The secret sauce of his approach was to martial several million dollars in unsold time over a year that the station would have lost or given away. The airtime was used to not only promote the intervention but to provide a windfall of institutional exposure to community organizations that provided the manpower and credibility to make it work and the company that paid for it. Every time the project was mentioned so were all of the partners.

Wishnow's research quickly led him to a series of conclusions. Only a small number of perpetrators were actually involved in the break-ins.


Further, if the householder had a kit filled with:

  • free information
  • coupons for free engraving tools
  • at cost anti-theft door locks
  • televised theft reports
  • cash rewards for information leading to thief's arrest and conviction
  • Oh, and if it was delivered door-to-door by uniformed local police in the state's 236 communities courtesy of the Mass. Police Chief’s Association.
  • and, of course, the blue light bulb. Once the resident documented that they had hardened up their home Stop & Shop Grocery, the project's underwriter, provided them with a specially designed blue light bulb supplied free by Sylvania Lighting Company.

When presenting the project dubbed “PRIORITY ONE” Wishnow asked: “If you were a thief and heard TV spots and programming every hour for a year alerting the public to take precautions, saw a local cop deliver a valuable free kit filled with materials to every household on his beat to make your professional life a nightmare and then saw blue light bulb at the front door signifying compliance. What would you do?” According to Wishnow, the correct answer was: “Take a vacation.”


And take a vacation the offenders did. The station was credited by then-Governor Michael Dukakis with helping to reduce property crime by a whopping 21% in the station's coverage area during the project's first year. “If you flew over Greater Boston at dusk back then you could see a sea of blue lights under the wing.” according to Wishnow.

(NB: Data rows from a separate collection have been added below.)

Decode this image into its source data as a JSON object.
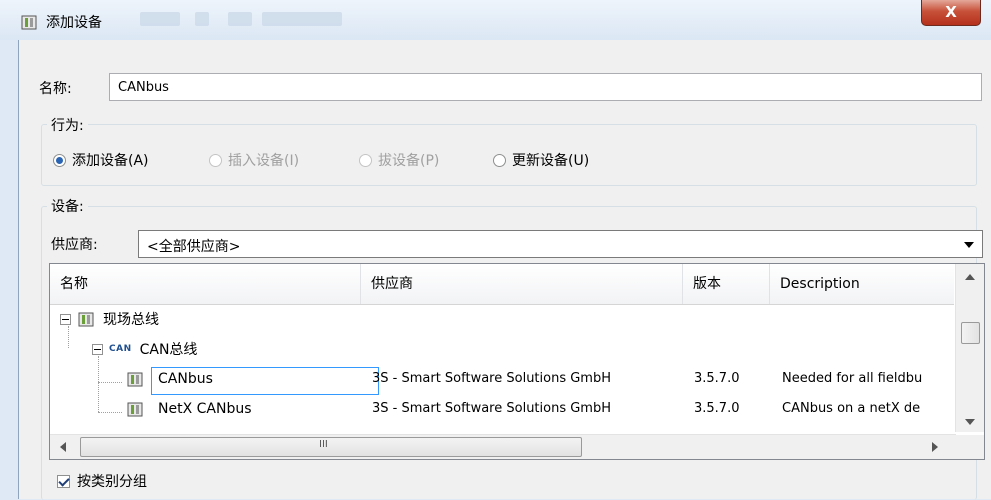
{
  "window": {
    "title": "添加设备",
    "close_label": "X"
  },
  "name_field": {
    "label": "名称:",
    "value": "CANbus"
  },
  "action": {
    "group_label": "行为:",
    "options": [
      {
        "label": "添加设备(A)",
        "checked": true,
        "enabled": true
      },
      {
        "label": "插入设备(I)",
        "checked": false,
        "enabled": false
      },
      {
        "label": "拔设备(P)",
        "checked": false,
        "enabled": false
      },
      {
        "label": "更新设备(U)",
        "checked": false,
        "enabled": true
      }
    ]
  },
  "device": {
    "group_label": "设备:",
    "vendor_label": "供应商:",
    "vendor_value": "<全部供应商>",
    "table": {
      "columns": [
        "名称",
        "供应商",
        "版本",
        "Description"
      ],
      "tree": [
        {
          "label": "现场总线"
        },
        {
          "label": "CAN总线",
          "icon_text": "CAN"
        }
      ],
      "rows": [
        {
          "name": "CANbus",
          "vendor": "3S - Smart Software Solutions GmbH",
          "version": "3.5.7.0",
          "description": "Needed for all fieldbu",
          "selected": true
        },
        {
          "name": "NetX CANbus",
          "vendor": "3S - Smart Software Solutions GmbH",
          "version": "3.5.7.0",
          "description": "CANbus on a netX de",
          "selected": false
        }
      ],
      "scroll_middle_glyph": "III"
    }
  },
  "group_by_category": {
    "label": "按类别分组",
    "checked": true
  },
  "colors": {
    "selection_border": "#3399ff",
    "close_button": "#c7513a",
    "radio_dot": "#2a64b2"
  }
}
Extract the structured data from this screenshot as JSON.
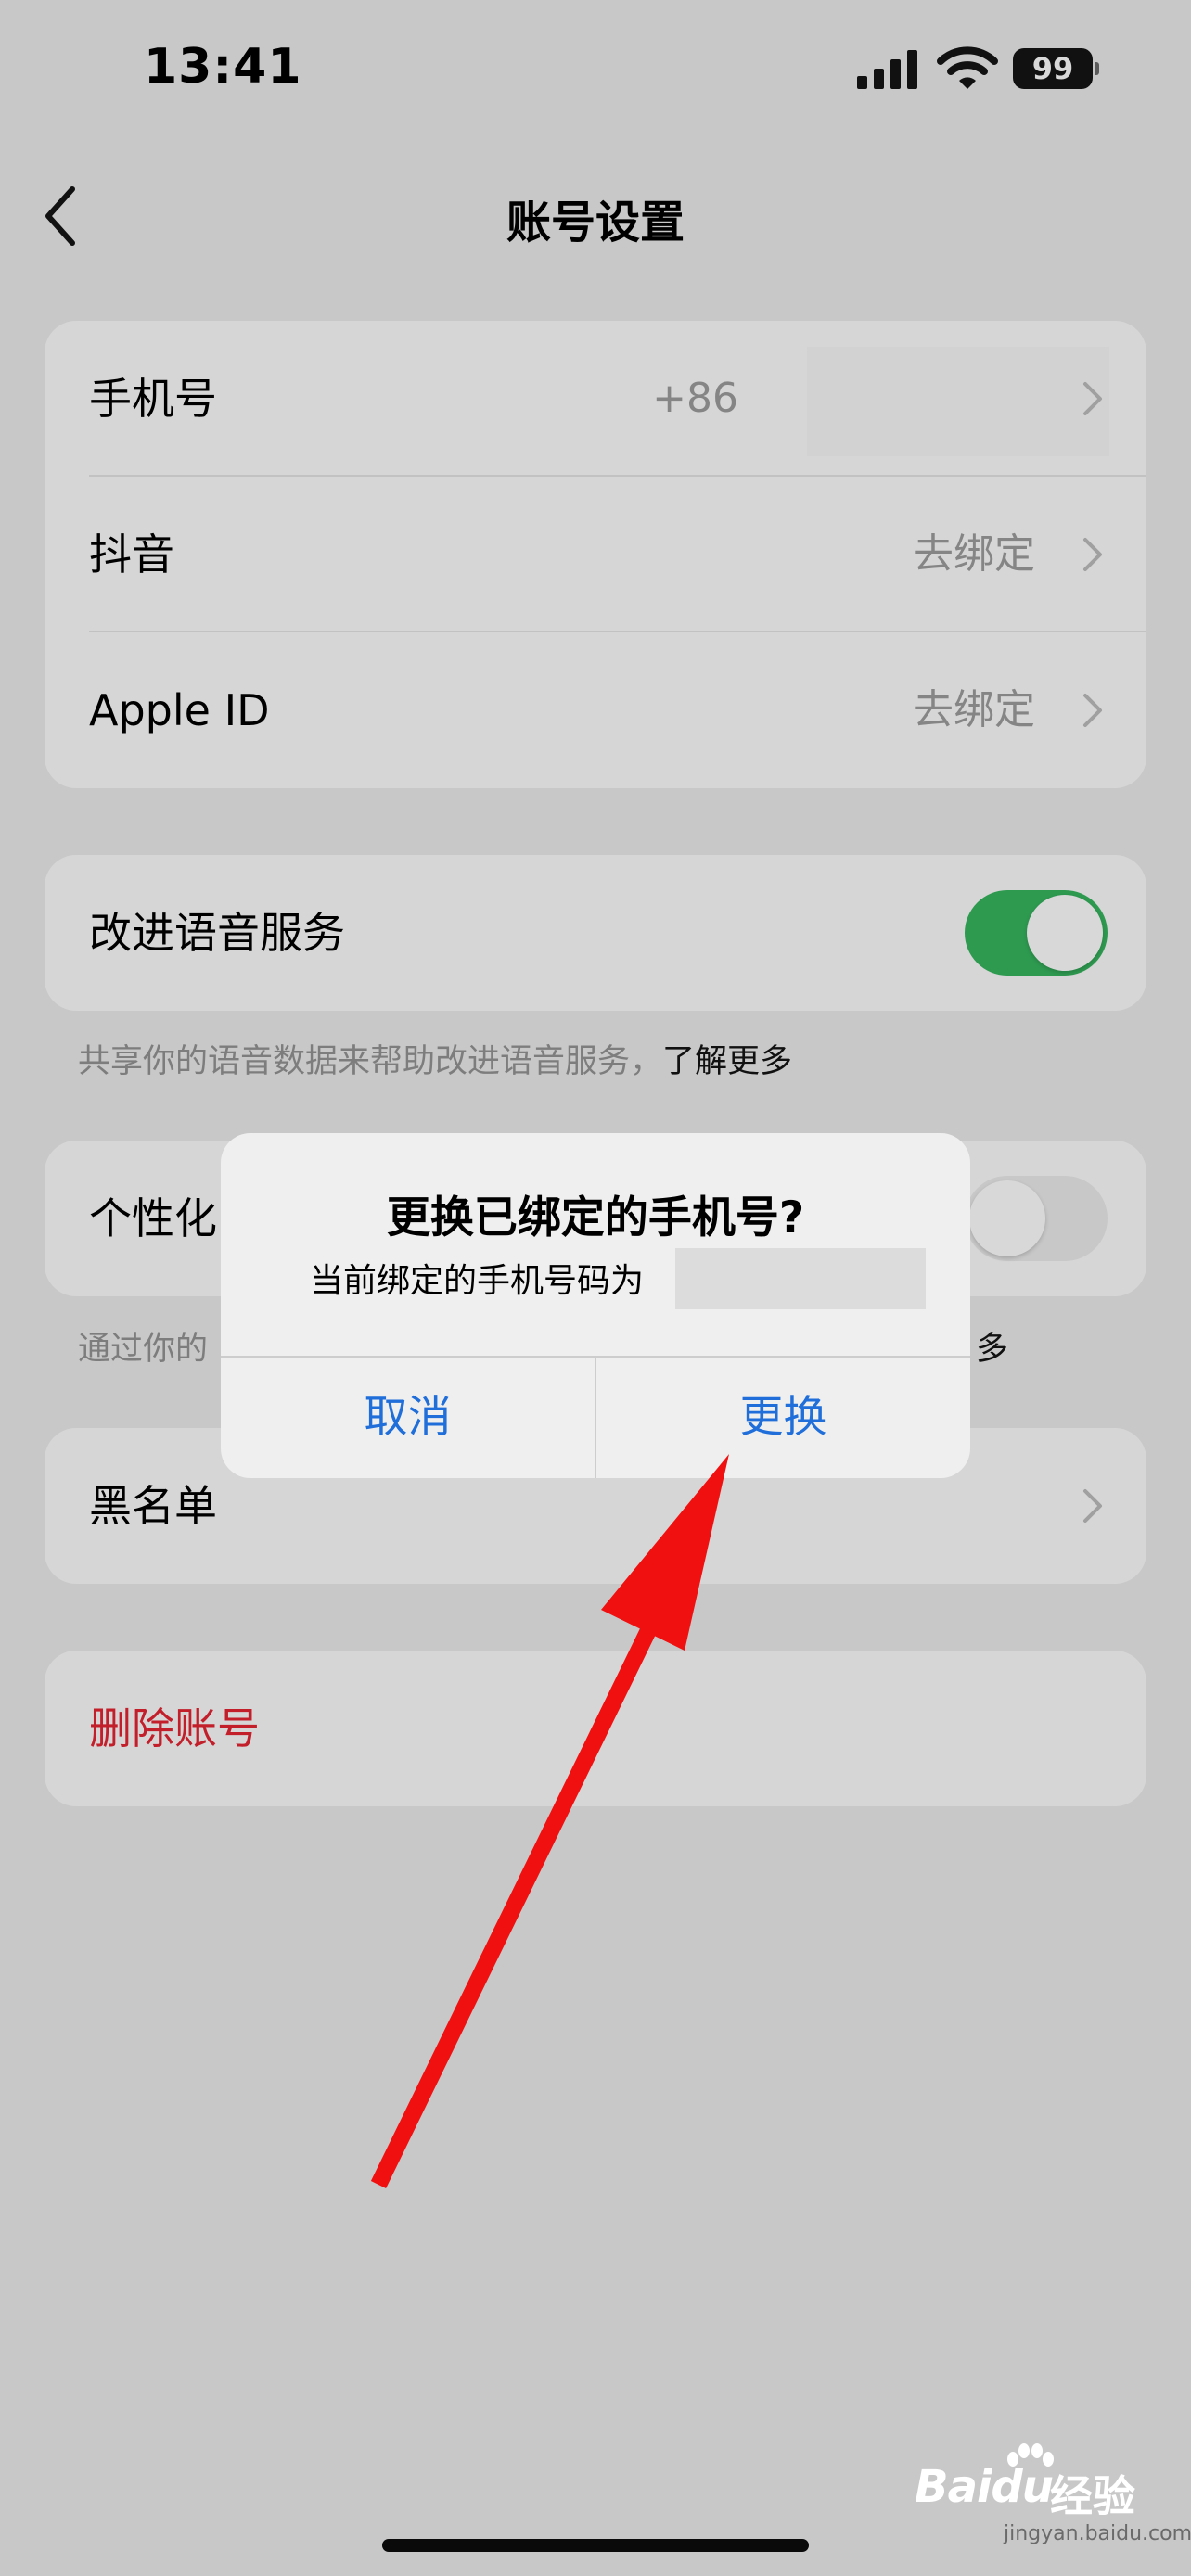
{
  "status_bar": {
    "time": "13:41",
    "battery": "99",
    "icons": [
      "signal-icon",
      "wifi-icon",
      "battery-icon"
    ]
  },
  "nav": {
    "title": "账号设置",
    "back_icon": "chevron-left-icon"
  },
  "account_group": [
    {
      "label": "手机号",
      "value": "+86"
    },
    {
      "label": "抖音",
      "value": "去绑定"
    },
    {
      "label": "Apple ID",
      "value": "去绑定"
    }
  ],
  "voice_service": {
    "label": "改进语音服务",
    "enabled": true,
    "footnote": "共享你的语音数据来帮助改进语音服务，",
    "footnote_link": "了解更多"
  },
  "personalization": {
    "label": "个性化",
    "enabled": false,
    "footnote": "通过你的",
    "footnote_link_tail": "多"
  },
  "blacklist": {
    "label": "黑名单"
  },
  "delete_account": {
    "label": "删除账号",
    "color": "#c21f2b"
  },
  "alert": {
    "title": "更换已绑定的手机号?",
    "message": "当前绑定的手机号码为",
    "cancel": "取消",
    "confirm": "更换",
    "button_color": "#1f6ed9"
  },
  "watermark": {
    "logo": "Baidu",
    "label": "经验",
    "url": "jingyan.baidu.com"
  },
  "colors": {
    "background": "#c8c8c8",
    "toggle_on": "#2e9a50",
    "annotation_arrow": "#f01010"
  }
}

Wishnow's media-based activist approach started years before.  As a newly minted producer at WBZ Radio-TV, Boston he convinced Black Panthers, parents and school principals and a quorum of Boston School Committeemen to sit in a 17'X17' studio, live on the air with the door padlocked from the outside. They couldn't exit until they reopened a key black school closed by racial riots. 22 1/2 hours later they came to an accommodation. Two nationally recognized Hollywood producers Vin Di Bona, America's Funniest Home Videos Creator/Producer and Chas. Floyd Johnson, Executive Producer of the CBS television series, NCIS is currently working to turn Wishnow's screenplay of the event into a feature film.


Why a specially designed blue bulb? Because one clever Sylvania engineer realized that most blue light frequencies attract mosquitoes.

PRIORITY ONE” went on to attract national media attention and a National Emmy award.


Wishnow and his campaigns have received over 70 national and regional awards including a Peabody award, three National Emmy awards, and four Presidential Commendations. Wishnow is the author of "The Activist" a text designed to train local broadcasters in media-based community activism. Many of his project materials are included in the archives of the Paley Center for Media. He has provided pro-bono consultation to numerous national organizations including Yale Law School’s First Amendment Council and Paul Newman’s “Hole in the Wall Gang.”


When asked if activist media working in the self-interest of all involved including the public could work with today’s social media Wishnow responded by saying:

  • Would the idea of locking the aggrieved and the decision-makers in a room live, on the air, on a streaming national platform, with facilitators work today in Minneapolis or Atlanta?
  • Could Google promote, and Johnson & Johnson incentivize a computerized coupon book with CVS underwriting of a national effort to reduce today's embarrassingly high infant mortality rate?
  • Could Facebook promote, and PPG underwrite Amazon drones to detect weakened or broken electric lines in a remote area that could potentially save lives in forest fires?

“Sure, it could work again today. It's like going back to the future,” said Wishnow.